D’ailleurs, depuis cette rencontre, Hechler n’a pas quitté Herzl et n’a pas hésité un moment à lui ouvrir les portes des chancelleries allemandes et austro-hongroises. Ayant été précepteur à la Cour du Grand Duc Frédéric de Bade, l’oncle de l’empereur Guillaume II, le révérend Hechler, dont le père est allemand, a su garder avec son ancien maître des relations pleines de déférence. Ne s’étant jamais servi de ces relations à des fins personnelles, il les a utilisées pour ce qu’il considère comme la cause de son existence. Travailleur infatigable et militant convaincu, son action a été déterminante pour mettre Herzl en contact avec les dirigeants les plus influents des empires germanique et austro-hongrois. Son engagement au côté de Herzl était si sincère et total que lorsque tant d’obstacles étaient érigés devant ce dernier pour rencontrer le Kaiser en Allemagne, Hechler, parfait connaisseur de la Cour impériale, l’a alors incité à faire le voyage en Palestine où il s’est chargé de lui organiser la rencontre avec le Kaiser Guillaume II.
A titre de gratitude, Hechler s’est vu invité au premier Congrès de Bale parmi les personnalités non-juives comme c’est le cas d’Henri Dunant (1828-1910), fondateur de la Croix -Rouge internationale.
Hechler, modèle du sioniste chrétien.
La motivation essentielle du révérend Hechler dans son soutien au sionisme politique est d’ordre religieux. Passionné des prophéties bibliques, il était convaincu de l’imminence du Second Avènement. Deux ans avant la publication par Herzl de « l’Etat des Juifs», Hechler a publié (en 1894) une brochure intitulée "The restauration of the Jews to Palestine".(5) La thèse présentée par Hechler dans sa brochure est celle de tous les Chrétiens sionistes qui croient fermement que la venue du Messie doit être précédée par le rassemblement des Juifs en Palestine . Ou son corollaire, le rassemblement de ces derniers en Palestine, prélude à la venue du Messie.
Comme tous ceux qui s’intéressent aux prophéties bibliques, la recherche de la date de la venue du Christ est pour Hechler une passion. D’où l’intérêt qu’il porte à l’arithmétique sacrée, celle des Kabalistes (forme d’ésotérisme) juifs et chrétiens. Elle constitue un moyen pour la découverte de la date du Second Avènement ou de son prélude.
«Evaluant le mois prophétique à trente années, écrit Ernst Pawel, il (Hechler) aboutissait à un total de 1260 ans entre la destruction et la résurrection de Jérusalem (70 av. J.C) En prenant comme point de départ la conquête de la ville en 637 - 638 par le Calife Omar, ce qui donnait 1897 - 1898 comme date du début du Second Avènement. Lorsque Landan lui parla de Herzl et de son livre "Der Judenstaat", il y vit "le signe venu d’en haut que l’action allait commencer".(6)
Le but visé par Hechler est clairement exprimé dans sa lettre au Grand Duc de Bade "Selon la Bible, les Juifs doivent retourner en Palestine.

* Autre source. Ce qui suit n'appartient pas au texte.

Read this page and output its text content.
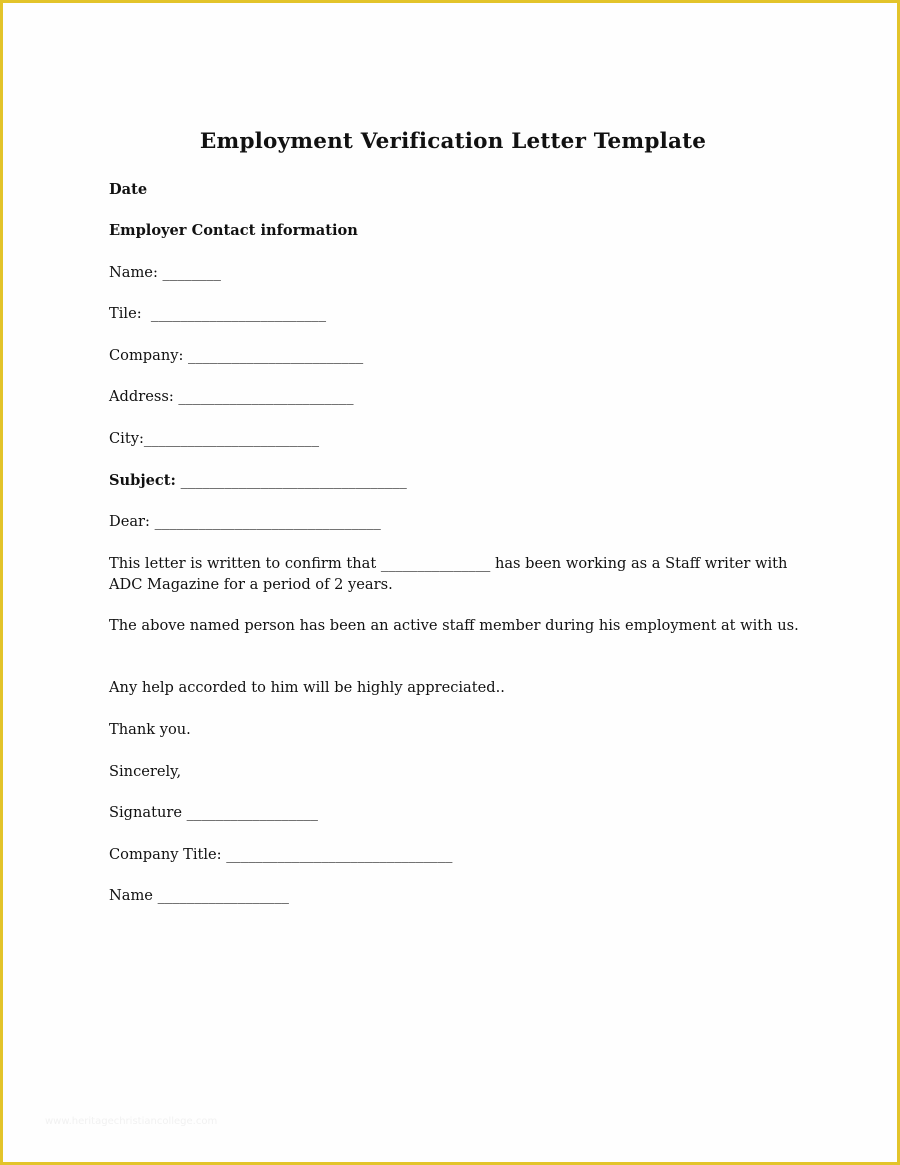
Employment Verification Letter Template
Date
Employer Contact information
Name: ________
Tile:  ________________________
Company: ________________________
Address: ________________________
City:________________________
Subject: _______________________________
Dear: _______________________________
This letter is written to confirm that _______________ has been working as a Staff writer with ADC Magazine for a period of 2 years.
The above named person has been an active staff member during his employment at with us.
Any help accorded to him will be highly appreciated..
Thank you.
Sincerely,
Signature __________________
Company Title: _______________________________
Name __________________
www.heritagechristiancollege.com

Par conséquent, je viens en aide à ce mouvement, en tant que chrétien pleinement convaincu de la vérité de la Bible. Car cette cause est la cause de Dieu"7. La pensée de Hechler est celle d’un sioniste chrétien. Mais force nous est de rappeler que c’est aussi celle du chapelain de l’ambassade britannique à Vienne. Il est clair qu’Hechler a transformé sa fonction, d’une mission religieuse en une action éminemment politique au vu et au su des autorités politiques britanniques, qui avaient la main haute sur l’église de leur pays ainsi que sur ses représentants à l’étranger. Il est inimaginable de concevoir que tout ce qu’a fait Hechler pour le sionisme politique n’avait pas l’aval et la bénédiction des autorités politiques de Sa Majesté…
Suite : Partie IV Lien vers http://sionisme.populus.ch/rub/5>
Références bibliographiques
1- Lettre du révérend William Hechler au Grand Duc de Bade. « Babylone ou Jérusalem », Jan Willaem Van der Hoeven. Ed « Chalom Israël» France, 1996 (p132).
2- « Theodor Herzl ou le labyrinthe de l’exil ». Ernst Pavel-Ed.Sernl.(p 206).
3 - idem (p. 122).
5 - Palestine terre des divins (p 180) .
6 - idem (p.262).
7 - In Lettre du révérend Hechler au Grand Duc de Bade.